Early-stage detection would prevent this entirely.

Part 5: What We Still Do Not Know

How Does Poisoning Propagate in Multi-Step Systems?

All three papers focus on single-agent single-step settings. In a multi-step Agentic RAG pipeline where the agent retrieves, reasons, retrieves again, and reasons again across multiple rounds, we do not have a clear picture of how poisoning propagates between steps.

Does a poisoned entry at step one corrupt all subsequent steps? Does it corrupt only topically related steps? Can its influence be isolated? These questions remain unanswered.

Can Injection Be Detected at Write Time?

Current defenses operate at retrieval time. No published work has demonstrated reliable detection at write time, the moment a new entry is being added to memory.

Write-time detection would be more efficient. It would catch contamination before it ever influences reasoning rather than after it has already been retrieved. The challenge is that poisoned entries are designed to look legitimate at write time. Detecting them requires understanding not just the entry itself but its potential influence on future reasoning.

How Do We Evaluate Downstream Damage?

MemoryGraft measured how many poisoned entries were retrieved. A-MemGuard measured attack success rates. Neither work quantifies the actual downstream impact of a successful poisoning event on task quality or system reliability.

Without severity metrics, it is difficult to prioritize defenses or make principled engineering decisions about acceptable risk.
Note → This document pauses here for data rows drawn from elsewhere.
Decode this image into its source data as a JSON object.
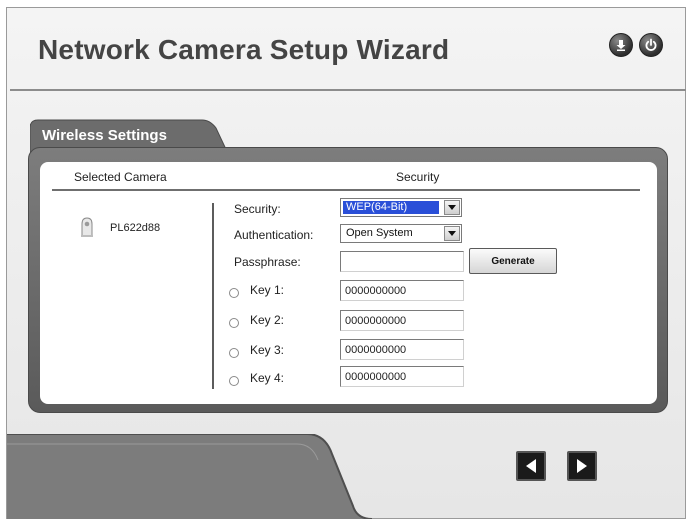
{
  "header": {
    "title": "Network Camera Setup Wizard",
    "download_icon": "download-icon",
    "power_icon": "power-icon"
  },
  "panel": {
    "tab_label": "Wireless Settings",
    "col_selected_camera": "Selected Camera",
    "col_security": "Security"
  },
  "camera": {
    "icon": "camera-icon",
    "name": "PL622d88"
  },
  "form": {
    "security_label": "Security:",
    "security_value": "WEP(64-Bit)",
    "authentication_label": "Authentication:",
    "authentication_value": "Open System",
    "passphrase_label": "Passphrase:",
    "passphrase_value": "",
    "generate_label": "Generate",
    "keys": [
      {
        "label": "Key 1:",
        "value": "0000000000"
      },
      {
        "label": "Key 2:",
        "value": "0000000000"
      },
      {
        "label": "Key 3:",
        "value": "0000000000"
      },
      {
        "label": "Key 4:",
        "value": "0000000000"
      }
    ]
  },
  "nav": {
    "back_icon": "back-arrow-icon",
    "next_icon": "next-arrow-icon"
  },
  "colors": {
    "selection_blue": "#2a4fd8",
    "panel_gray": "#6b6b6b",
    "title_gray": "#444444"
  }
}
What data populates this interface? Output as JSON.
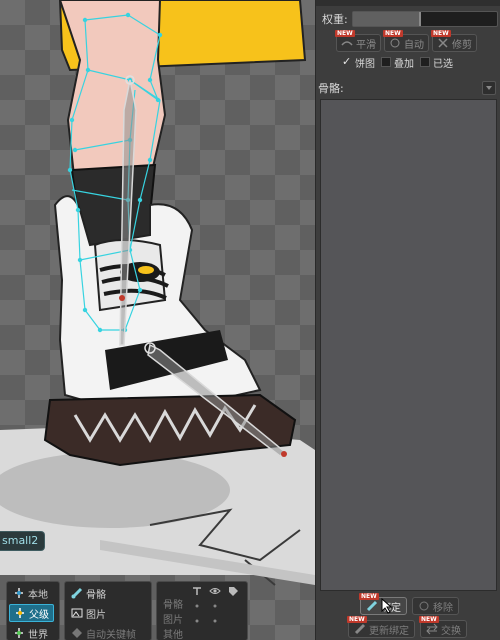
{
  "viewport": {
    "skin_label": "small2",
    "tools": {
      "space_group": [
        {
          "label": "本地",
          "icon": "local-axis-icon",
          "active": false
        },
        {
          "label": "父级",
          "icon": "parent-axis-icon",
          "active": true
        },
        {
          "label": "世界",
          "icon": "world-axis-icon",
          "active": false
        }
      ],
      "select_group": [
        {
          "label": "骨骼",
          "icon": "bone-icon"
        },
        {
          "label": "图片",
          "icon": "image-icon"
        },
        {
          "label": "自动关键帧",
          "icon": "autokey-icon"
        }
      ],
      "visibility_group": {
        "rows": [
          "骨骼",
          "图片",
          "其他"
        ]
      }
    }
  },
  "panel": {
    "weight": {
      "label": "权重:",
      "value": 0.47
    },
    "buttons": {
      "smooth": "平滑",
      "auto": "自动",
      "prune": "修剪"
    },
    "checks": [
      {
        "label": "饼图",
        "checked": true
      },
      {
        "label": "叠加",
        "checked": false
      },
      {
        "label": "已选",
        "checked": false
      }
    ],
    "bones_label": "骨骼:",
    "bottom": {
      "bind": "绑定",
      "remove": "移除",
      "update_bind": "更新绑定",
      "swap": "交换"
    },
    "accent_color": "#1f6f8b",
    "tag_color": "#c0392b"
  }
}
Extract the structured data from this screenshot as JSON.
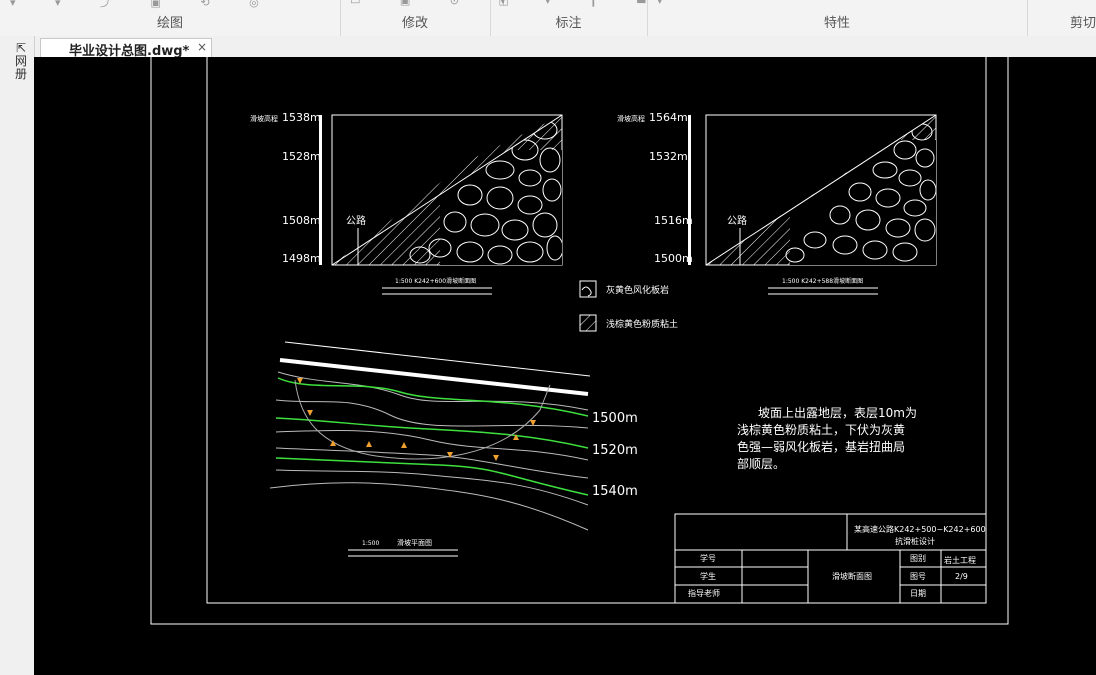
{
  "ribbon": {
    "groups": [
      "绘图",
      "修改",
      "标注",
      "特性",
      "剪切"
    ]
  },
  "tabs": {
    "active_title": "毕业设计总图.dwg*",
    "close_glyph": "×"
  },
  "left_tool": {
    "glyph": "网\n册"
  },
  "drawing": {
    "section1": {
      "label": "滑坡高程",
      "elev_top": "1538m",
      "elev_2": "1528m",
      "elev_3": "1508m",
      "elev_bottom": "1498m",
      "road": "公路",
      "caption": "1:500 K242+600滑坡断面图"
    },
    "section2": {
      "label": "滑坡高程",
      "elev_top": "1564m",
      "elev_2": "1532m",
      "elev_3": "1516m",
      "elev_bottom": "1500m",
      "road": "公路",
      "caption": "1:500 K242+588滑坡断面图"
    },
    "legend": {
      "item1": "灰黄色风化板岩",
      "item2": "浅棕黄色粉质粘土"
    },
    "plan": {
      "contour1": "1500m",
      "contour2": "1520m",
      "contour3": "1540m",
      "caption_scale": "1:500",
      "caption_title": "滑坡平面图"
    },
    "notes": {
      "line1": "坡面上出露地层，表层10m为",
      "line2": "浅棕黄色粉质粘土，下伏为灰黄",
      "line3": "色强—弱风化板岩，基岩扭曲局",
      "line4": "部顺层。"
    },
    "title_block": {
      "project_line1": "某高速公路K242+500~K242+600",
      "project_line2": "抗滑桩设计",
      "student_id_label": "学号",
      "student_label": "学生",
      "advisor_label": "指导老师",
      "drawing_name": "滑坡断面图",
      "category_label": "图别",
      "category_value": "岩土工程",
      "number_label": "图号",
      "number_value": "2/9",
      "date_label": "日期"
    }
  }
}
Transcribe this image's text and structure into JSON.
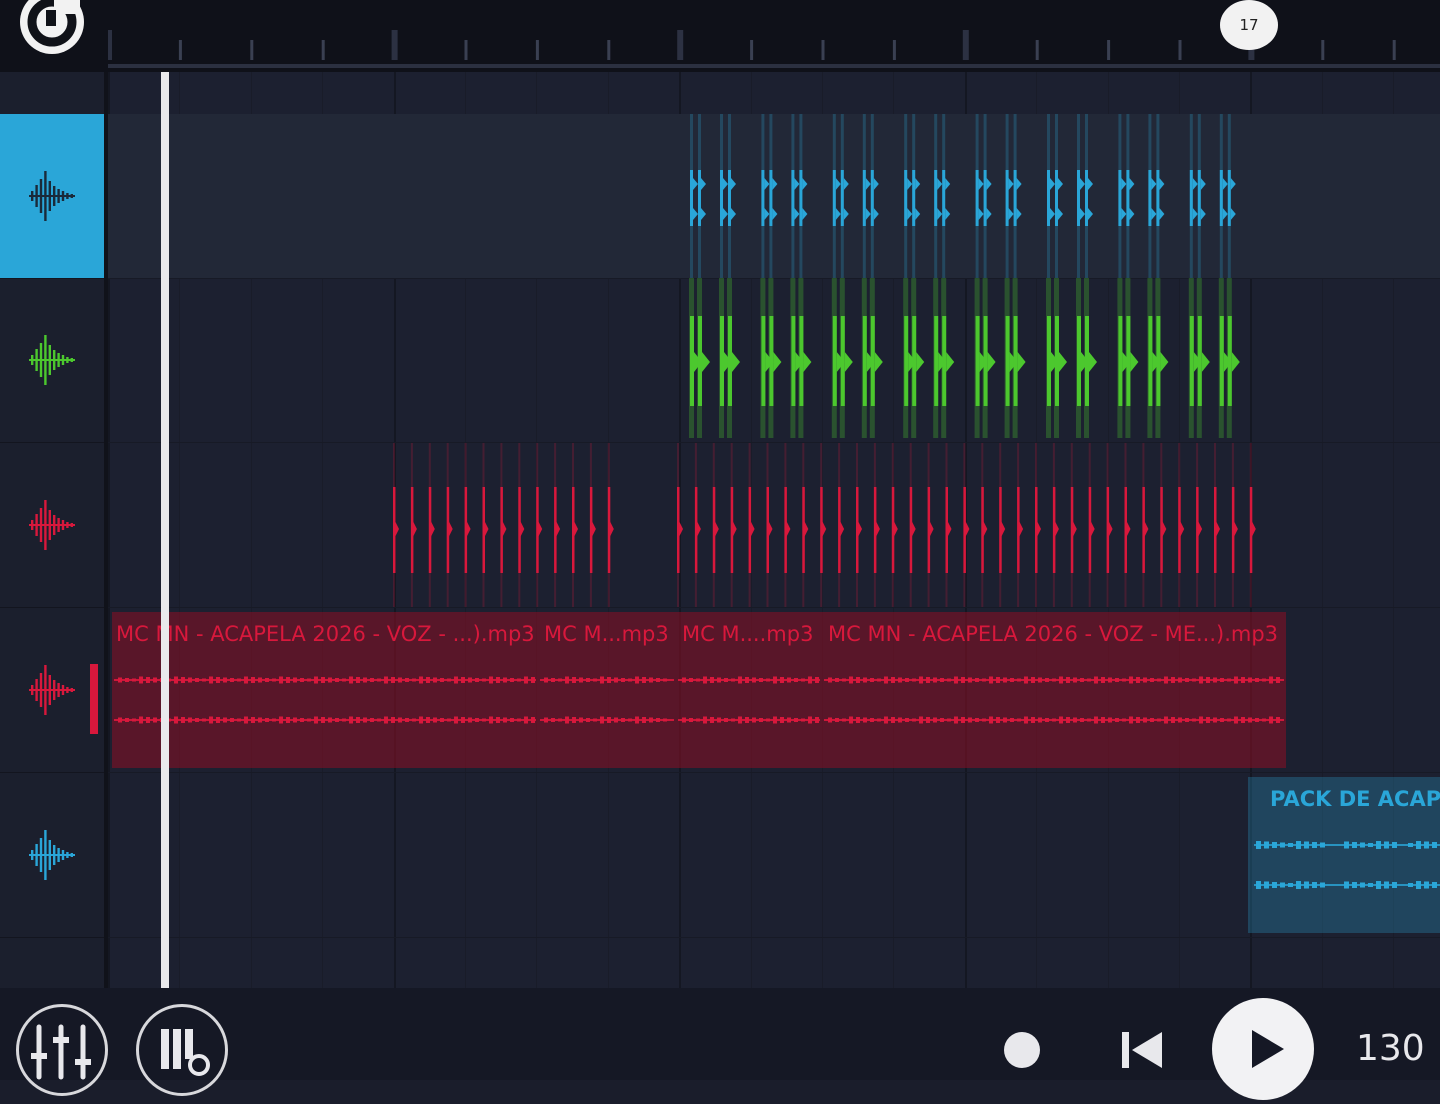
{
  "header": {
    "logo_icon": "app-logo-icon",
    "bar_marker": "17"
  },
  "tracks": [
    {
      "icon": "waveform-icon",
      "color": "#2aa6d8",
      "selected": true
    },
    {
      "icon": "waveform-icon",
      "color": "#4cc82e",
      "selected": false
    },
    {
      "icon": "waveform-icon",
      "color": "#d8183c",
      "selected": false
    },
    {
      "icon": "waveform-icon",
      "color": "#d8183c",
      "selected": false
    },
    {
      "icon": "waveform-icon",
      "color": "#2aa6d8",
      "selected": false
    }
  ],
  "clips": {
    "acapella_labels": [
      "MC MN - ACAPELA 2026 - VOZ - ...).mp3",
      "MC M...mp3",
      "MC M....mp3",
      "MC MN - ACAPELA 2026 - VOZ - ME...).mp3"
    ],
    "pack_label": "PACK DE ACAPEL"
  },
  "transport": {
    "mixer_icon": "mixer-icon",
    "settings_icon": "piano-settings-icon",
    "record_icon": "record-icon",
    "rewind_icon": "skip-to-start-icon",
    "play_icon": "play-icon",
    "tempo": "130"
  },
  "colors": {
    "blue": "#2aa6d8",
    "green": "#4cc82e",
    "red": "#d8183c",
    "background": "#1c2030"
  }
}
Does Defense Transfer Across Domains?

A-MemGuard was tested on general-purpose agent tasks. Whether consensus-based validation performs equally well in specialized domains where legitimate reasoning paths may naturally diverge more has not been studied.

Conclusion

Memory poisoning is not a theoretical concern. It has been demonstrated with high success rates across multiple attack vectors using nothing more than file access or ordinary conversation. The defenses that exist are meaningful but incomplete.

The field has characterized the attack well. It has proposed initial defenses. What it has not done is close the gap between when poisoning enters a system and when current defenses can detect it.
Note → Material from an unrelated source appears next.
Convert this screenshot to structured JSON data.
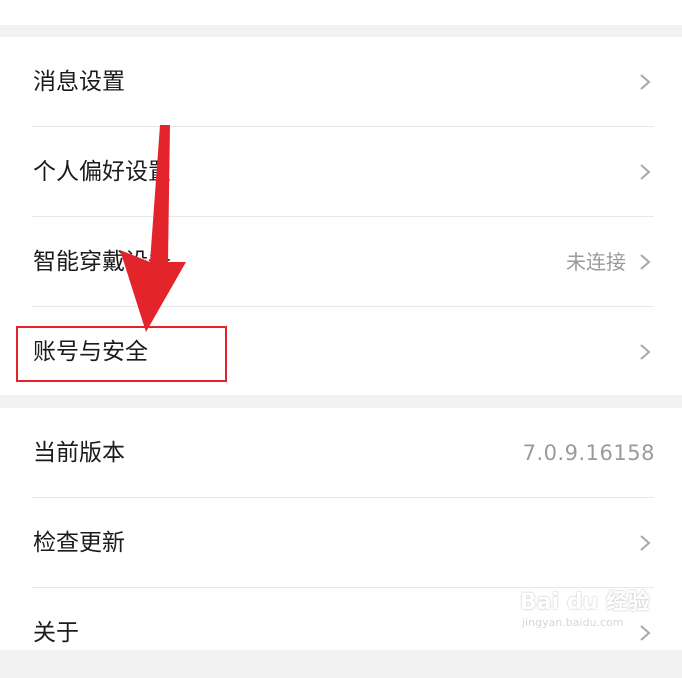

In multi-step Agentic RAG systems, that gap is where the real damage happens.

Next week I will share results from my own experiment simulating early-stage memory poisoning in a RAG-based recommendation system and testing a detection mechanism before contaminated entries can propagate.

Papers Referenced

Srivastava, S.S. & He, H. (2025). MemoryGraft: Transplanting Memories to Redirect Agent Behavior. arXiv:2512.16962.
MINJA: Injecting Malicious Memories into LLM Agents via Indirect Prompt Injection. arXiv:2503.03704.
A-MemGuard: Defending Against Memory Poisoning Attacks in Agentic AI Systems. arXiv:2510.02373.
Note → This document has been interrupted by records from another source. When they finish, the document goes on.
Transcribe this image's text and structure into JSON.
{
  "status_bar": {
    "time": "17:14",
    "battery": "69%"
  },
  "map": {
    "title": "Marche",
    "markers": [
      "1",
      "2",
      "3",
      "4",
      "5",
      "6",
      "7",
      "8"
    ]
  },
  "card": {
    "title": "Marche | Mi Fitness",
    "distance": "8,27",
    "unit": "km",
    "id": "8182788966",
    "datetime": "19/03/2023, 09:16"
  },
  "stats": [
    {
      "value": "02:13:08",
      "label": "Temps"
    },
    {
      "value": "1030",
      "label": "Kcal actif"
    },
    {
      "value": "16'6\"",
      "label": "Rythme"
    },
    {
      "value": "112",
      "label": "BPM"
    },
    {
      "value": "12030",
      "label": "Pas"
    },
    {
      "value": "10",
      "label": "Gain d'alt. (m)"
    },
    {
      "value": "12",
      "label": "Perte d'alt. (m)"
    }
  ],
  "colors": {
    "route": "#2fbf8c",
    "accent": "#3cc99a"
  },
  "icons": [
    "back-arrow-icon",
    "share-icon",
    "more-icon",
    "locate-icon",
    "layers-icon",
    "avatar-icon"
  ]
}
This is part of a weekly series on AI/ML research. Each post covers theory, recent work, and open problems.

*Connect on LinkedIn | Follow on Dev.to (https://dev.to/soohan_abbasi)|

Top comments (2)

Mehmet Can Farsak • Jun 13

Excellent deep dive into memory poisoning — the self-reinforcing nature of poisoned memories is a really insidious vulnerability. It ties into a broader pattern I've noticed with agents: they struggle with mode boundaries. I built Brainstorm-Mode (mehmetcanfarsak on GitHub) which addresses a related behavioral issue — agents that leave ideation mode and jump straight to execution. Uses hooks to enforce operational boundaries, keeping the agent in the intended mode rather than drifting into unverified tool use.

soohan abbasi • Jun 14

Thank you for this thoughtful connection. The mode boundary problem you are describing is a really interesting parallel. Agents drifting from ideation to execution without verification is essentially the same trust failure from a different angle. In memory poisoning, the agent trusts corrupted input from its past. In your case, it trusts its own judgment about when to switch modes. Both come down to the absence of a verification layer at a critical transition point.
I will check out Brainstorm-Mode. Enforcing operational boundaries through hooks is a clean architectural approach to this. Curious whether you found the boundary violations were more common in certain task types or agent frameworks.